Ein Albtraum kommt selten allein

Bernd Berkhahn (li.) und Thomas Ackenhausen (re.)
Foto : Eroll Popova
Von Daniel Hübner

Magdeburg | Thomas Ackenhausen wollte eigentlich gar nicht darüber reden. Der Rückruf am Freitag ist ihm hörbar schwergefallen. Er konnte nur das berichten, was auch sein Kollege Frank Embacher aus Halle der „Mitteldeutschen Zeitung“ berichtet hatte. Für beide kam der Albtraum per Weihnachtspost vom Deutschen Schwimmverband (DSV): „Die Kündigung wurde mir Heiligabend zugestellt“, bestätigte Ackenhausen.

Ackenhausen ist 59 Jahre, seit 1994 stand er in Diensten des DSV. Vornehmlich betreute der Trainer den Anschlusskader beim SC Magdeburg, zwischenzeitlich hatte er die Aufgaben als Coach der Leistungssportler übernommen. Und nun, ohne Vorankündigung, wurde Ackenhausen zum 31. Dezember vom DSV gekündigt – mit einer Frist von lediglich sieben Tagen. Wie Embacher verklagt auch er den Verband und will sich zum „schwebenden Verfahren nicht äußern“. Halles Bundesstützpunktrainer Embacher erklärte indes im MDR: „Ich bin sehr enttäuscht vom DSV.“

Während Ackenhausen in einem unbefristeten Anstellungsverhältnis arbeitete, hat Embacher, der Paul Biedermann 2009 zum Doppelweltmeister gemacht hat, in den vergangenen acht Jahren jeweils pro Olympiazyklus einen befristeten Vertrag erhalten. Entsprechend wollte er zur „Taktik und Strategie“ seiner Klage nichts sagen. In jedem Fall werde er weiter für den Bundesstützpunkt Halle kämpfen, erklärte der 52-Jährige. Denn dieser ist selbst als geplanter Gemeinschaftsstandort mit Magdeburg inzwischen in Gefahr – der zweite Albtraum.
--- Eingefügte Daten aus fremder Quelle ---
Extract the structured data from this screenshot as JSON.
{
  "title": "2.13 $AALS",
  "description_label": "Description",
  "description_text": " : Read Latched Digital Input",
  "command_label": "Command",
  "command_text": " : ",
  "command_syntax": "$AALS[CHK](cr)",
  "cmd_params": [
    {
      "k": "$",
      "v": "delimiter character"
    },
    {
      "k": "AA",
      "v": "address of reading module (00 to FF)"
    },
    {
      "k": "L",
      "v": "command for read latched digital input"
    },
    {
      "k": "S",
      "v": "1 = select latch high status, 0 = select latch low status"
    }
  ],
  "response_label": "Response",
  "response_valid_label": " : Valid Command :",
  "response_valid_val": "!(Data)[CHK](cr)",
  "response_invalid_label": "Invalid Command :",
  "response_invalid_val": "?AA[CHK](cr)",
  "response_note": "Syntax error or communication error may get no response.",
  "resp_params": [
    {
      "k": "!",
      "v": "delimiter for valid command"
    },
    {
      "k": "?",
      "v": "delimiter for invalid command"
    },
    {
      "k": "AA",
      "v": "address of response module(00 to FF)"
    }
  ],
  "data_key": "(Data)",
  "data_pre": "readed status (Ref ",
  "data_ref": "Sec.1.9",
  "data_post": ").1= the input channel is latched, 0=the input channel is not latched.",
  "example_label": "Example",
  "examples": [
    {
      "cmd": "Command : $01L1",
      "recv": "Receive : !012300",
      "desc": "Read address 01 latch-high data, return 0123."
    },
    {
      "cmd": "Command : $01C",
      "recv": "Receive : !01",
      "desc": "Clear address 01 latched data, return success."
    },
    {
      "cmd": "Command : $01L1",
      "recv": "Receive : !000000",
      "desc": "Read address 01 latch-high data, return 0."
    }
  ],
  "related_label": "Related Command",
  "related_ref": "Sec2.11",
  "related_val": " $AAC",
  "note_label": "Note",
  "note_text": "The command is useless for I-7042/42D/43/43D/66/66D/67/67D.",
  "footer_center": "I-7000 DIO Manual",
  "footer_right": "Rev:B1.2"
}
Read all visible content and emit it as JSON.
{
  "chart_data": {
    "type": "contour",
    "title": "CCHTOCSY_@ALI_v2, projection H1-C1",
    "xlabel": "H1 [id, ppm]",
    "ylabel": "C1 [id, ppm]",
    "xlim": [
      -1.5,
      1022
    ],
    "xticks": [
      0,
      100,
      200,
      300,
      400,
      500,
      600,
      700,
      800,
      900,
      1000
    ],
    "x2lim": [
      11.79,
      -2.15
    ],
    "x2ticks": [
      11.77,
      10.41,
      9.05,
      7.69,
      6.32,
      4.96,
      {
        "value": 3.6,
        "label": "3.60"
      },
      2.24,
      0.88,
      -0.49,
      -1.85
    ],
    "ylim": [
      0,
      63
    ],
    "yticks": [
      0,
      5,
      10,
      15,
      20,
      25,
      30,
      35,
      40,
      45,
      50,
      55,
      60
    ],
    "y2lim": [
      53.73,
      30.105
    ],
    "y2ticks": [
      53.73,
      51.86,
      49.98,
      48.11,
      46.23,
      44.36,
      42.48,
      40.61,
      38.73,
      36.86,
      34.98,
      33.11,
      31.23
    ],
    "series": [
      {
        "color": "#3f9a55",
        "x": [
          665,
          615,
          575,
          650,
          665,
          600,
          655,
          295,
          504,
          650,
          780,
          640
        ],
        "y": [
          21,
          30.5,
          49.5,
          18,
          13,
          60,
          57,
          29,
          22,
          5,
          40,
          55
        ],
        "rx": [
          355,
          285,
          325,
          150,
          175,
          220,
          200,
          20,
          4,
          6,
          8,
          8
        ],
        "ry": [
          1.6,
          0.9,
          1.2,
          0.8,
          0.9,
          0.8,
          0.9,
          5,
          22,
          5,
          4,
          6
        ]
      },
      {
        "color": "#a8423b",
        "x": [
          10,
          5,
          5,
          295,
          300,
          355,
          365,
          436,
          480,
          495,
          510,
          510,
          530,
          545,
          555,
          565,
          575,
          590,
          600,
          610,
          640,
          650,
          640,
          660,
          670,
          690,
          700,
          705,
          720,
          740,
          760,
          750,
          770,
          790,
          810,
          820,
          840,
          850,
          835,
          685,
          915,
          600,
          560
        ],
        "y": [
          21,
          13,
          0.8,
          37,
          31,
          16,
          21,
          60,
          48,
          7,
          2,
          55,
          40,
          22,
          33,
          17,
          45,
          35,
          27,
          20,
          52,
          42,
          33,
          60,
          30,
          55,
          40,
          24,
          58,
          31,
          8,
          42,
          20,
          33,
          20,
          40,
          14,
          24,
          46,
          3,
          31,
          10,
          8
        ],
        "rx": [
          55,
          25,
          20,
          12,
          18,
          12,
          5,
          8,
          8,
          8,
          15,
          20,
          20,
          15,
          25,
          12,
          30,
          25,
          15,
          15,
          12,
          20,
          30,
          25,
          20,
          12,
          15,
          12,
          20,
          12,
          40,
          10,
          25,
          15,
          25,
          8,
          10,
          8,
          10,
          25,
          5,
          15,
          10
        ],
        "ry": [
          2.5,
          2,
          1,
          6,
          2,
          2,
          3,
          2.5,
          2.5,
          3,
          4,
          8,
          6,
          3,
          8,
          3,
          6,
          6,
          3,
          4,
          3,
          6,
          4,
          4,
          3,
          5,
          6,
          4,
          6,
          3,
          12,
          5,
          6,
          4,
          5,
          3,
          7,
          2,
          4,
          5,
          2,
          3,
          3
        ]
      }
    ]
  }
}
In der neuen Bundesstützpunktstruktur im Zuge der Leistungssportreform, die am 3. Dezember in Magdeburg von den Mitgliedern des Deutschen Olympischen Sportbundes (DOSB) beschlossen wurde, liegt der Hauptgrund der Kündigungen der beiden erfahrenen Trainer. Das bestätigte Helmut Kurrat, Leiter des Olympia-Stützpunktes Sachsen-Anhalt: „Hintergrund der Kündigungen ist, dass die bisherige Anzahl der Stützpunkte die Finanzsituation des DSV überfordert.“ Erst recht, weil der DOSB bislang keine eindeutige Aussage zur künftigen finanziellen Unterstützung des Verbandes getroffen hat. Bislang ist geplant: Der DSV wird in den Jahren 2017/18 mit 93, in den Jahren 2019/2020 mit 75 Prozent der bisher gezahlten 1,2 Millionen Euro unterstützt.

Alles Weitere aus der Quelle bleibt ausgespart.